UC Wins Grant for Distance-Learning Course in Arabic Language

UC Press Release

Oct. 21 – The University of California Consortium for Language Learning and Teaching was awarded a grant of $452,600 from the U.S. Department of Education last Tuesday to develop a web-based yearlong course in Arabic language and culture.

“Arabic Without Walls” will be taught from its base at UC Berkeley and will be open to undergraduate and graduate students from all UC campuses. It is scheduled to begin in Fall 2005 with an anticipated 60 students in its first year.

Santa Barbara, Los Angeles and Berkeley are the only three campuses that currently offer language classes in Arabic.

The program is modeled after the “Spanish Without Walls” course, a distance-learning course now being offered through UC Davis Extension for its third consecutive year.

The program will be co-authored, developed and distributed over a period of three years by the UC Consortium for Language Learning and Teaching and the National Middle East Language Resource Center (NMELRC) at Brigham Young University.

Robert J. Blake, director of NMELRC, and Kirk Belnap of NMELRC are the project’s key organizers. They will oversee a team of experts in Arabic studies, who will produce the DVD-ROM master class and the Web-based materials that will be the prime resources for the course.

The H-Bus

UC Press Release

Oct. 21 – The Institute of Transportation Studies at UC Davis (ITS-Davis) presented its newest developments in hydrogen fuel transportation in an open house on Tuesday.

ITS-Davis faculty and students unveiled their research subjects, including a new on-campus hydrogen refueling station, a Toyota SUV powered by a hydrogen fuel cell, an auxiliary fuel cell for diesel trucks and the nation’s first transit bus for everyday use powered by hydrogen-enriched natural gas.

“Today we are introducing our newest research and education tools that, together with our existing programs, build on the institute’s contribution to developing a sustainable transportation future,” ITS-Davis Director Dan Sperling said.

Guests at the open house were the first to see the new hydrogen-enriched natural gas transit bus.
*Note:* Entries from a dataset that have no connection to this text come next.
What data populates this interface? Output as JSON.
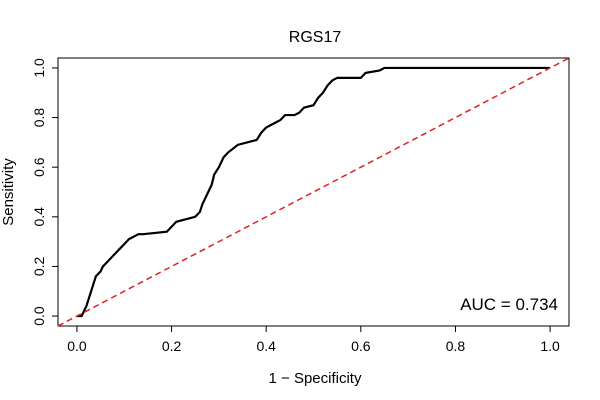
{
  "chart_data": {
    "type": "line",
    "title": "RGS17",
    "xlabel": "1 − Specificity",
    "ylabel": "Sensitivity",
    "xlim": [
      -0.04,
      1.04
    ],
    "ylim": [
      -0.04,
      1.04
    ],
    "x_ticks": [
      0.0,
      0.2,
      0.4,
      0.6,
      0.8,
      1.0
    ],
    "x_tick_labels": [
      "0.0",
      "0.2",
      "0.4",
      "0.6",
      "0.8",
      "1.0"
    ],
    "y_ticks": [
      0.0,
      0.2,
      0.4,
      0.6,
      0.8,
      1.0
    ],
    "y_tick_labels": [
      "0.0",
      "0.2",
      "0.4",
      "0.6",
      "0.8",
      "1.0"
    ],
    "annotation": "AUC = 0.734",
    "grid": false,
    "series": [
      {
        "style": "solid",
        "color": "#000000",
        "x": [
          0.0,
          0.01,
          0.02,
          0.025,
          0.03,
          0.035,
          0.04,
          0.05,
          0.055,
          0.06,
          0.065,
          0.07,
          0.08,
          0.09,
          0.1,
          0.11,
          0.13,
          0.14,
          0.19,
          0.21,
          0.25,
          0.26,
          0.265,
          0.27,
          0.275,
          0.28,
          0.285,
          0.29,
          0.3,
          0.31,
          0.32,
          0.34,
          0.38,
          0.39,
          0.4,
          0.41,
          0.42,
          0.43,
          0.44,
          0.46,
          0.47,
          0.48,
          0.5,
          0.51,
          0.52,
          0.53,
          0.54,
          0.55,
          0.6,
          0.61,
          0.64,
          0.65,
          0.75,
          0.85,
          1.0
        ],
        "y": [
          0.0,
          0.0,
          0.04,
          0.07,
          0.1,
          0.13,
          0.16,
          0.18,
          0.2,
          0.21,
          0.22,
          0.23,
          0.25,
          0.27,
          0.29,
          0.31,
          0.33,
          0.33,
          0.34,
          0.38,
          0.4,
          0.42,
          0.45,
          0.47,
          0.49,
          0.51,
          0.53,
          0.57,
          0.6,
          0.64,
          0.66,
          0.69,
          0.71,
          0.74,
          0.76,
          0.77,
          0.78,
          0.79,
          0.81,
          0.81,
          0.82,
          0.84,
          0.85,
          0.88,
          0.9,
          0.93,
          0.95,
          0.96,
          0.96,
          0.98,
          0.99,
          1.0,
          1.0,
          1.0,
          1.0
        ]
      },
      {
        "style": "dashed",
        "color": "#dd2222",
        "x": [
          0.0,
          1.0
        ],
        "y": [
          0.0,
          1.0
        ]
      }
    ]
  }
}
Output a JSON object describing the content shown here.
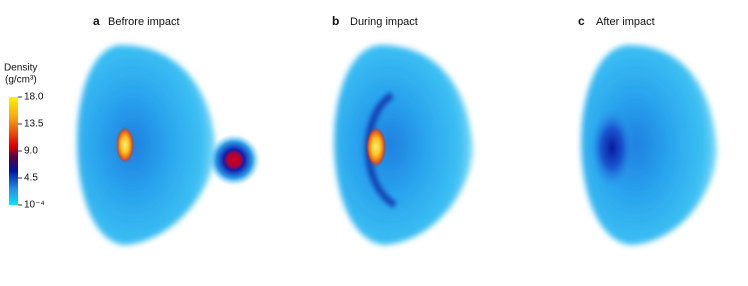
{
  "panels": [
    {
      "letter": "a",
      "title": "Befrore impact"
    },
    {
      "letter": "b",
      "title": "During impact"
    },
    {
      "letter": "c",
      "title": "After impact"
    }
  ],
  "colorbar": {
    "title": "Density",
    "unit": "(g/cm³)",
    "ticks": [
      "18.0",
      "13.5",
      "9.0",
      "4.5",
      "10⁻⁴"
    ]
  }
}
ITS-Davis and Unitrans, the student-run transit service for the campus and city of Davis, will jointly evaluate the bus and a duplicate arriving in 2004.

“Our goal is to learn if this experimental fuel blend can achieve fuel economy and power similar to that of our standard natural gas buses, plus meet California’s strict 2007 transit bus emissions standards,” researcher Marshall Miller said.

The hydrogen fueling station provides hydrogen-enriched natural gas for the new buses and the new Toyota SUVs. The station, installed by Air Products and Chemicals, Inc., is the first hydrogen station on the UC Davis campus and one of three in Northern California.

ITS-Davis, founded in 1991, consists of 40 faculty members and 70 graduate students working with a budget of $5 million per year. The institute’s goal is to study alternative fuels and transportation technology.

“Over the past decade, this institute has built a program that has brought international acclaim to UC Davis,” UC Davis Chancellor Larry Vanderhoef said. “[They] benefit the campus and Northern California by introducing clean, advanced vehicle technologies right here in our community.”